The Bronze age longboat the so called ‘Lurgan Canoe’, which measures 14m in length, on display in the National Museum, is carved from a single oak tree and was probably carved for ceremonial use.
Also in the museum is a group of gold objects from the Iron Age, the Broighter Hoard which includes a tiny gold boat (7cm), complete with oars and steering rudder. The hoard is likely to have been a votive deposit to the Celtic sea god Manannán mac Lir. These artefacts are a powerful indication of our affinity with boats and water, and a tangible link to our early seafaring ancestors. Boats and the sea are part of us and are a constant reminder not just of our vulnerability but our courage and resilience. The group exhibition currently running in Damer House Gallery entitled 'Bád' brings together six artists working in various media and all dealing with the theme of boats. Each of the pieces on display recall journeys of boats, their cargos and people, personal journeys and journeys of the heart and soul. Boats, ships and the ports they sail from have a particular meaning in Irish memory. They are strong reminders of our emigrant past in a similar way that airplanes and airports may remind us now of our emigrant present. Patricia Hurl’s Heart in Chest :fuair sí bás de chroí briste (she died of a broken heart), refers to her mother who died her father said, of a broken heart after her son left for Canada in 1954 and who did not return in his mother’s lifetime.
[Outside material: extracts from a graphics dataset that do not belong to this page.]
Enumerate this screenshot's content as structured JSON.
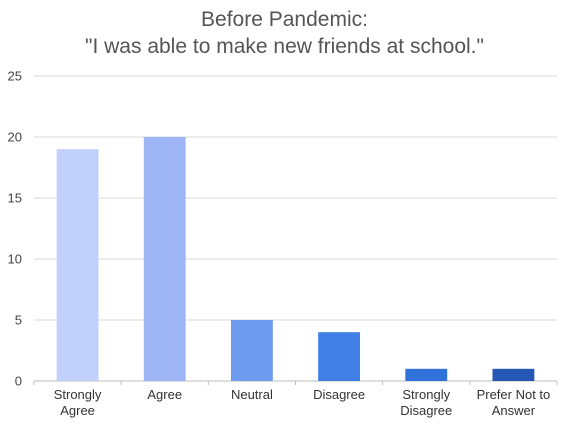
{
  "chart_data": {
    "type": "bar",
    "title_lines": [
      "Before Pandemic:",
      "\"I was able to make new friends at school.\""
    ],
    "xlabel": "",
    "ylabel": "",
    "categories": [
      [
        "Strongly",
        "Agree"
      ],
      [
        "Agree"
      ],
      [
        "Neutral"
      ],
      [
        "Disagree"
      ],
      [
        "Strongly",
        "Disagree"
      ],
      [
        "Prefer Not to",
        "Answer"
      ]
    ],
    "values": [
      19,
      20,
      5,
      4,
      1,
      1
    ],
    "colors": [
      "#c1cffb",
      "#9fb6f6",
      "#6c9bf0",
      "#3f7fe6",
      "#3171da",
      "#2557b4"
    ],
    "ylim": [
      0,
      25
    ],
    "yticks": [
      0,
      5,
      10,
      15,
      20,
      25
    ],
    "grid": true,
    "gridColor": "#d9d9d9",
    "axisColor": "#bdbdbd"
  }
}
As Patricia says “this is surely the history of the world”. Patricia McKenna’s piece Cargo references the opening up of the world through boats, the exchange of objects, ideas, music, language and crops, it could also be a metaphor for the dangerous journeys of migration, which people are undertaking now. Where once our ancestors fled famine in so called ‘coffin ships’, now our navy vessels rescue migrants from a different kind of ‘coffin boat’. There are references too in this exhibition of personal journeys, journeys of the soul. Therry Rudin’s tiny boats, isolated as they are under glass domes may refer to the journey of the artist which is at once isolated (the process and creation) and open (the display).
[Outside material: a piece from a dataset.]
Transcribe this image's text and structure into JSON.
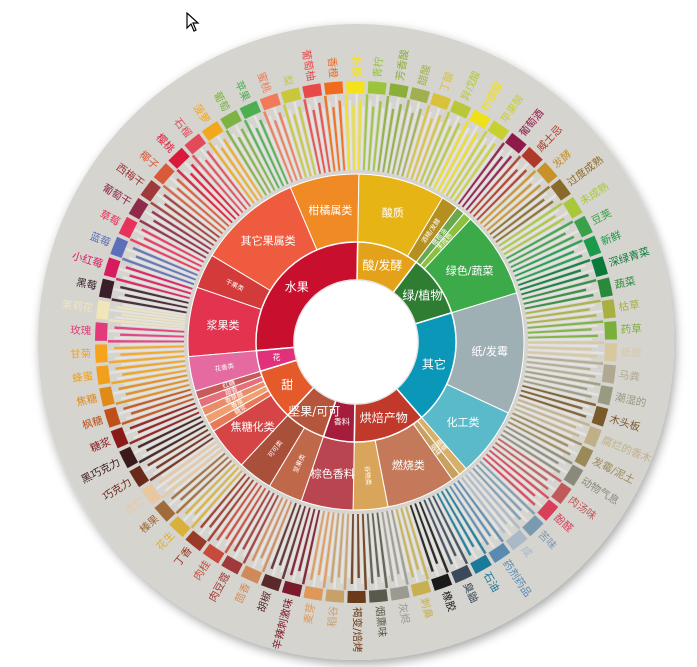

FX Murphy wants to ‘create his own nation’ which he says requires an army but he notes on that on an Island, a navy would be better. His pieces are playful but also very serious in the intent.
'An Idea For A Fireworks Display' are paintings of war boats (the title is self-explanatory) and How goes it with the glorious gods? represents a votive to the sea gods, made with safety matches on driftwood. When you are in a boat your fate is in the lap of the gods and the materials used suggest this vulnerability.
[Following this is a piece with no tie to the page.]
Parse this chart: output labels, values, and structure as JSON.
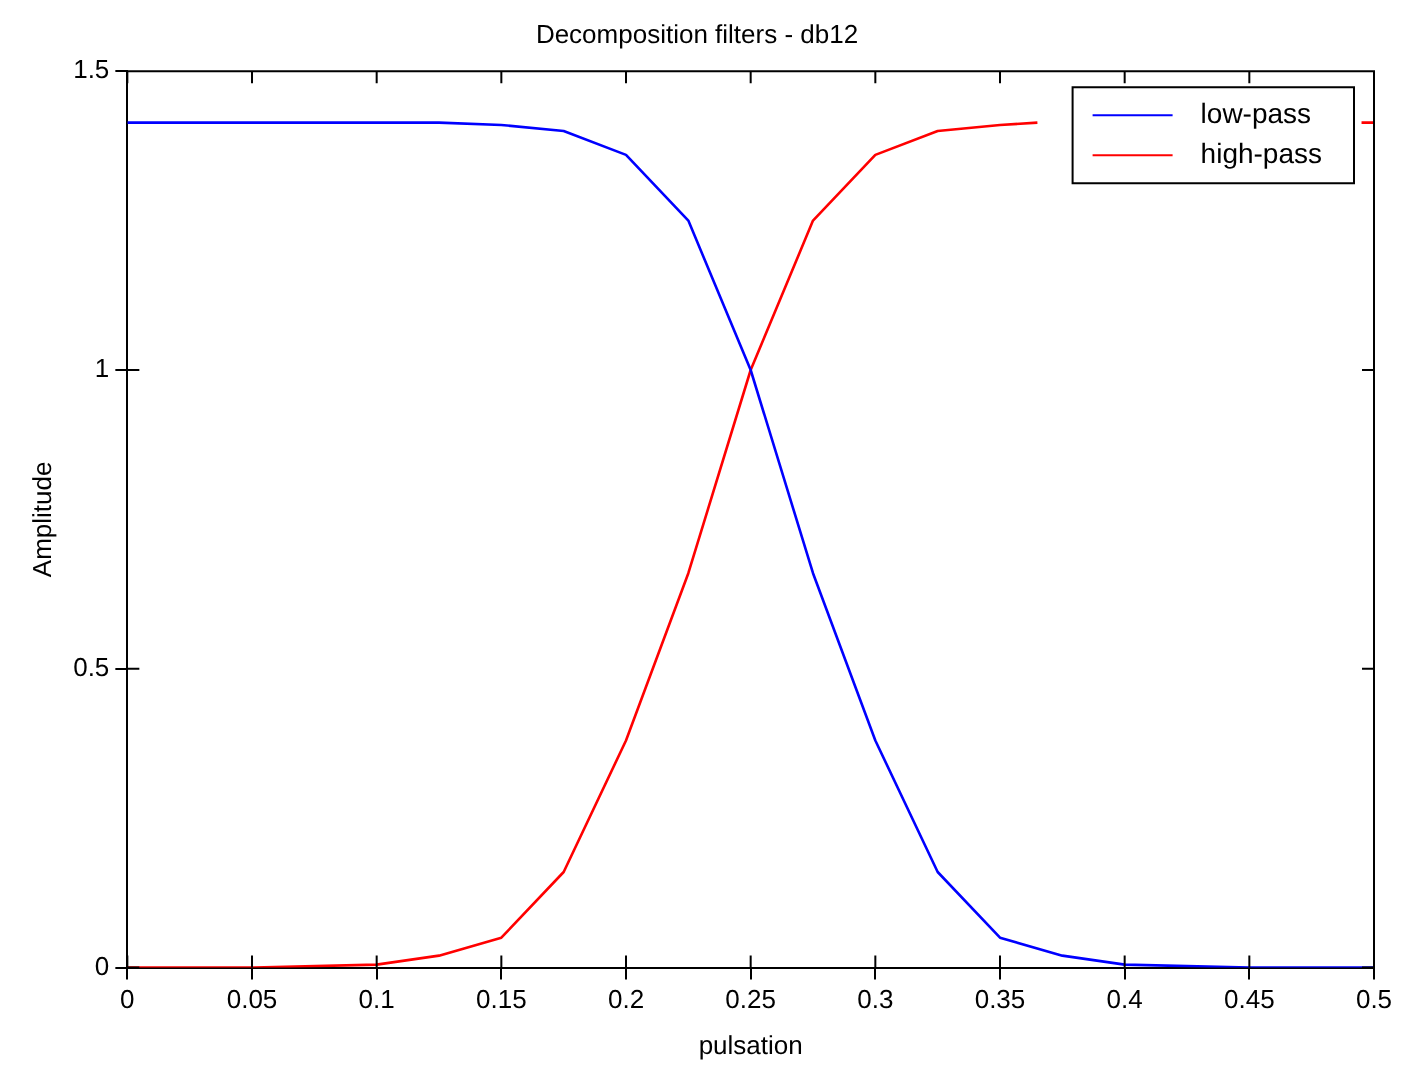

Fragility and vulnerability is also something which both Bernadette Burns and Siún Hanrahan express in different ways in their exhibits. Burns who lives and works on Sherkin Island, uses the idea of a boat, a ladder, some cloud to express our human fragility. The boat is a metaphor for the human body, the vessel in which we travel through life, always searching for something higher. The ladder which invites us is ‘a fragile thing, constructed of dreams and of hope’ Hanrahan’s work is she says ‘in conversation with the work of Bernadette Burns in the first instance’ and unfolds as a conversation with the wider exhibition. The boat as metaphor is explored in this exhibition in a variety of ways but what comes across in all the works is that while the human spirit is a fragile thing, it can also be unassailable.
This exhibition, which was opened by Helen O ’Donoghue Senior Curator, Creative Engagement and Learning, IMMA, continues until September 28th, when Damer House Gallery will close for the Winter season.